尾張統一前のまだ若き信長、その生き様をご存じでしょうか?
先見の明と鉄砲で自在に戦う信長、その隣で戦を共にする謎多き美女である妻・帰蝶。
特に本作の帰蝶さん、今和泉式部と伝説の美女に擬され、それでいて赤備の武者として刀を振るい、信長の隣で参謀役を務める、無敵のヒロインとして活き活きと描かれます。
ともすれば、織田信長の活躍を喰ってしまいそうなほどに!?

時代は決して強くない織田家。
尾張の内外に敵を複数抱え、兄弟仲も良好とは言えない不安定な中、本作の信長は思慮深く、しかし個性的に自勢力を統合します。
隣国には時代を代表する東海一の弓取り・今川義元。
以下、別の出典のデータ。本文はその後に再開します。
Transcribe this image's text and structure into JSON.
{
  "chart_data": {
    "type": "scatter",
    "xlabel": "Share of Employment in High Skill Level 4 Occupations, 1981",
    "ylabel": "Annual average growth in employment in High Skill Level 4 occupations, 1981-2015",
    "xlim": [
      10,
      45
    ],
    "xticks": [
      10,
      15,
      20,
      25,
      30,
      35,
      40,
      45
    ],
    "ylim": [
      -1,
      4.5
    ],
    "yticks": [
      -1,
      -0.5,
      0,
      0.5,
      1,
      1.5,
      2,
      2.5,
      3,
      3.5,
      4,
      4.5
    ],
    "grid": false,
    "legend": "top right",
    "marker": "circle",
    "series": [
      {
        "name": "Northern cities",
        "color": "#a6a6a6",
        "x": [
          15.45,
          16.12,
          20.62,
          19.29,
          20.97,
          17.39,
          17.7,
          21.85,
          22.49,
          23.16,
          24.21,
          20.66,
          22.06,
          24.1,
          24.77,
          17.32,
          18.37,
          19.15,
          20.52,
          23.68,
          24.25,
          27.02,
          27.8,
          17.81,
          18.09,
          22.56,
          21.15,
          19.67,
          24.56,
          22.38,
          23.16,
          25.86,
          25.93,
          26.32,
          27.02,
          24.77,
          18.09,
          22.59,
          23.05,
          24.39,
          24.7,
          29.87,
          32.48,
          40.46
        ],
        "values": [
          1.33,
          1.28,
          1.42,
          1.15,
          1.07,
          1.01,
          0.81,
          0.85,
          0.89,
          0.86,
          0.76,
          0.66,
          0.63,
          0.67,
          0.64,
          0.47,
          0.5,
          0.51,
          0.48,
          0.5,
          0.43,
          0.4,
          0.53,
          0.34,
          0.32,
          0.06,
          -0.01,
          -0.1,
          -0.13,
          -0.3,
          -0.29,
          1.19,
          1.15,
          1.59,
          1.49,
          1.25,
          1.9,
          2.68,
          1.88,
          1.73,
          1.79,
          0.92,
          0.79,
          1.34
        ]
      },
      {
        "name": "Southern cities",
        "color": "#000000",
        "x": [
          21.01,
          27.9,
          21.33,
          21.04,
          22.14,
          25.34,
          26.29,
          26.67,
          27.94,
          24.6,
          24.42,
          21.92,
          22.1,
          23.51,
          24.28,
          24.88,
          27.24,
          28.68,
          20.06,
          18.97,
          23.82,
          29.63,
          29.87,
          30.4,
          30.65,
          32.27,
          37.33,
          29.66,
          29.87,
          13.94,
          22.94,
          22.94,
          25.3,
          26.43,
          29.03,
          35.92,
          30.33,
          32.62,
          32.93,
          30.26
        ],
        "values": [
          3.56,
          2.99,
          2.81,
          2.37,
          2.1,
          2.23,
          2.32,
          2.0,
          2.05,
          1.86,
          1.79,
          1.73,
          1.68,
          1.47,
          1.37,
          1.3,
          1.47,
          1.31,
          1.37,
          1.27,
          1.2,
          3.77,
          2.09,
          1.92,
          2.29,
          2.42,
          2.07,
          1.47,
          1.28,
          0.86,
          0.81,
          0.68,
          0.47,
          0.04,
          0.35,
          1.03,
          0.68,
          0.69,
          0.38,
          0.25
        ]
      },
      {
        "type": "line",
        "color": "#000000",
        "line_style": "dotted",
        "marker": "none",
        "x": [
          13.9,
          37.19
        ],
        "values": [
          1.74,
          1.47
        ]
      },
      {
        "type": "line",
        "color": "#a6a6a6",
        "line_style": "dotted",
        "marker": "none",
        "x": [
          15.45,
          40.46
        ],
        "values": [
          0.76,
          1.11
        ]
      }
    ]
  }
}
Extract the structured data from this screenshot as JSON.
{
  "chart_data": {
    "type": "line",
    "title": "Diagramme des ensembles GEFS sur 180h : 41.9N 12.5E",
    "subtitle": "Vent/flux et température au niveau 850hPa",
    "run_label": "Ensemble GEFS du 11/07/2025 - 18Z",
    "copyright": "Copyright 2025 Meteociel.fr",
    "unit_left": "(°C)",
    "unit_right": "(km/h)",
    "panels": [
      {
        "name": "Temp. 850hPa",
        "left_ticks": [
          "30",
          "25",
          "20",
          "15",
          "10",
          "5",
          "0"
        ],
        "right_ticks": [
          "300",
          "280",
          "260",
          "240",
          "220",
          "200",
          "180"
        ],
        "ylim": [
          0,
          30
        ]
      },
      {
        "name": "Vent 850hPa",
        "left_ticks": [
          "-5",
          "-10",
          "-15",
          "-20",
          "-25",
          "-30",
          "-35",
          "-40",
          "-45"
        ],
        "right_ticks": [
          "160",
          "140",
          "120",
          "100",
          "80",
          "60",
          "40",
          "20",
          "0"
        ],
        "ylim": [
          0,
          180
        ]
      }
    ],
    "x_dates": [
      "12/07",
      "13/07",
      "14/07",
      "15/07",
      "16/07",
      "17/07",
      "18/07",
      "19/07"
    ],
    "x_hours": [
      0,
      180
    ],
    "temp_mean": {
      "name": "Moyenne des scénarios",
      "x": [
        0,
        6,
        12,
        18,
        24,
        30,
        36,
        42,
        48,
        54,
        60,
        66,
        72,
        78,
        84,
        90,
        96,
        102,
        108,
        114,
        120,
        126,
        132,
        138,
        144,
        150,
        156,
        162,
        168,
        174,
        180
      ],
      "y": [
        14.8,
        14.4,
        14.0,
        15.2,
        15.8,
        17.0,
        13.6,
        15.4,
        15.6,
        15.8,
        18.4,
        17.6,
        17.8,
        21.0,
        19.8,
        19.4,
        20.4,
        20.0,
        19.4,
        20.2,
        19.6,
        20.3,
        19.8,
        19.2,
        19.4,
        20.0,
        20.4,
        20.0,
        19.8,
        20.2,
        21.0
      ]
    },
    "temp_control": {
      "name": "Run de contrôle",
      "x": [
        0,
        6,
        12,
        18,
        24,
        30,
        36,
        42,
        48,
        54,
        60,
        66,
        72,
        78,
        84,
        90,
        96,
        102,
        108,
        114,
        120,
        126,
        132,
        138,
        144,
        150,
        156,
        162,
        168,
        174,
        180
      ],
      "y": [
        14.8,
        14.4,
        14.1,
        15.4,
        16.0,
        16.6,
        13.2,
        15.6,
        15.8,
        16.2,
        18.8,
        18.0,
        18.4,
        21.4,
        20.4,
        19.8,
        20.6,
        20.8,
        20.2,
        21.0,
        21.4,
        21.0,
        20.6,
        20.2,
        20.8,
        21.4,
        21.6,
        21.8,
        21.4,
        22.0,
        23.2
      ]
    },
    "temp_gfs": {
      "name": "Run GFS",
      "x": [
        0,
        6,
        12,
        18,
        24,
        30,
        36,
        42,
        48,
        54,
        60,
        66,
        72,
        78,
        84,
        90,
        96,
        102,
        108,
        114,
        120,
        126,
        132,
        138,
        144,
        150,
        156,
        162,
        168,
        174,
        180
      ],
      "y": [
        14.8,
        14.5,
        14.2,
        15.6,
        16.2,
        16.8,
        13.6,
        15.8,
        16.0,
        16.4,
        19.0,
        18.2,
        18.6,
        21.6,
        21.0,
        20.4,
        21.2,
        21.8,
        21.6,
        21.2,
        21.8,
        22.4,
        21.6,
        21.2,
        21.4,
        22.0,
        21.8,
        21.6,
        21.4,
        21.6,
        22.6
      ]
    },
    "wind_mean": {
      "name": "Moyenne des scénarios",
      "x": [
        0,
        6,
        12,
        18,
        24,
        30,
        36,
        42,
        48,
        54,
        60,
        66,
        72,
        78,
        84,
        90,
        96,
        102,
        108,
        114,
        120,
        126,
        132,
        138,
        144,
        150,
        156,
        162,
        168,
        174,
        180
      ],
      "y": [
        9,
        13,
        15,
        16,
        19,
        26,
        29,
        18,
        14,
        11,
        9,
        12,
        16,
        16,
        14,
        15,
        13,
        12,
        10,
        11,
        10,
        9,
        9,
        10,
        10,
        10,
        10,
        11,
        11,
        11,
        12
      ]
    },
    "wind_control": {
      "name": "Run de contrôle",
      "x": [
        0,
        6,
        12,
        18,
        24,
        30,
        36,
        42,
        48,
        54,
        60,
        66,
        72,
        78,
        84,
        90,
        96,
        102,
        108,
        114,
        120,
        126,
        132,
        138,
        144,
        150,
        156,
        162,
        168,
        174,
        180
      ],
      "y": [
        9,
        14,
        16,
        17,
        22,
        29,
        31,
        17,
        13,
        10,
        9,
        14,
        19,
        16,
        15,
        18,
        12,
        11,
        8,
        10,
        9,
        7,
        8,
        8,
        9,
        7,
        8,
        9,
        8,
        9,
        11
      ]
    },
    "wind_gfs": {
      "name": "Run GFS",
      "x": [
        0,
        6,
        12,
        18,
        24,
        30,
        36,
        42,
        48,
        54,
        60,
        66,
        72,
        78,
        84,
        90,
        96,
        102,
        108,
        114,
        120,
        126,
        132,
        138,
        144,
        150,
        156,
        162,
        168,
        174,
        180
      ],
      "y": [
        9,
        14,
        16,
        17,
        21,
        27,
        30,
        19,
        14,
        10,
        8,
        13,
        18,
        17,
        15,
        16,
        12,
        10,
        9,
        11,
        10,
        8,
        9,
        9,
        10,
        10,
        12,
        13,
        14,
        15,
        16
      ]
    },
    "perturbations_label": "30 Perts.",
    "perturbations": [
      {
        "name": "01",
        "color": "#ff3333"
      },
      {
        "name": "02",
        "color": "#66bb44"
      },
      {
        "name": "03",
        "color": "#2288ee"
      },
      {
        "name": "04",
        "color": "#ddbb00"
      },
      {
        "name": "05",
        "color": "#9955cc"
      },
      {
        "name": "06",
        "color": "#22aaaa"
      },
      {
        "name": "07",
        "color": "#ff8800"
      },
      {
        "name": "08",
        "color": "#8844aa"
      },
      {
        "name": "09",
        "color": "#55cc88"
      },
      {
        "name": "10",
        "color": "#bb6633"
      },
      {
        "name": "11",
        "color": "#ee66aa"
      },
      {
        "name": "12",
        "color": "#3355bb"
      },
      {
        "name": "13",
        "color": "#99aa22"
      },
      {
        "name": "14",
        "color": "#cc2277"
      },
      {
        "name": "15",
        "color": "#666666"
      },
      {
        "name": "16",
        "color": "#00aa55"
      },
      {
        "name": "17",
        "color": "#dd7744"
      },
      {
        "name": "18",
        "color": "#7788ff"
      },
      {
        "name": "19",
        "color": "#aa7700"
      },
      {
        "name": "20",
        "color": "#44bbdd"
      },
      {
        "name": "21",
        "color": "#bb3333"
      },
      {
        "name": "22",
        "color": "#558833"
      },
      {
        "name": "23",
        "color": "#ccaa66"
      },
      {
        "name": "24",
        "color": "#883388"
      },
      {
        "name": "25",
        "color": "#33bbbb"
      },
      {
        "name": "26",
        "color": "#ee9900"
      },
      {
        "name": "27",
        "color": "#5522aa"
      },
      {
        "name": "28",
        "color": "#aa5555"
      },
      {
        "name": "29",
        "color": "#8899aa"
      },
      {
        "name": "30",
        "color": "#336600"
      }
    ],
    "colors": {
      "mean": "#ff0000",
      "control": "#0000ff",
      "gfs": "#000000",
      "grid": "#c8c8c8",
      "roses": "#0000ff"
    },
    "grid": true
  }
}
その傍らには謀将として名高い太原雪斎。
武田信玄を、北条氏康をも巻き込む大戦略、そして喉元に迫る刃。
対する自陣には、後の天下人や加賀百万石など、早々たる武将が惜しげもなく活躍の場を奪い合います。

夫婦の情が通い。
親子の絆があり。
子弟の、父子の信義があり。

世の中に数多ある信長像、しかし本作はそれらとは異なる魅力を提供してくれるでしょう。
地図を眺めながら、作者様が構築された壮大な謀略を俯瞰するのも楽しいかと。
教科書などでも馴染の人物が物語中にひょっこり顔を出すのを見つけて、クスリとするのも面白いです。

非常に親しみやすい歴史物語、今宵の御供になどいかがでしょうか。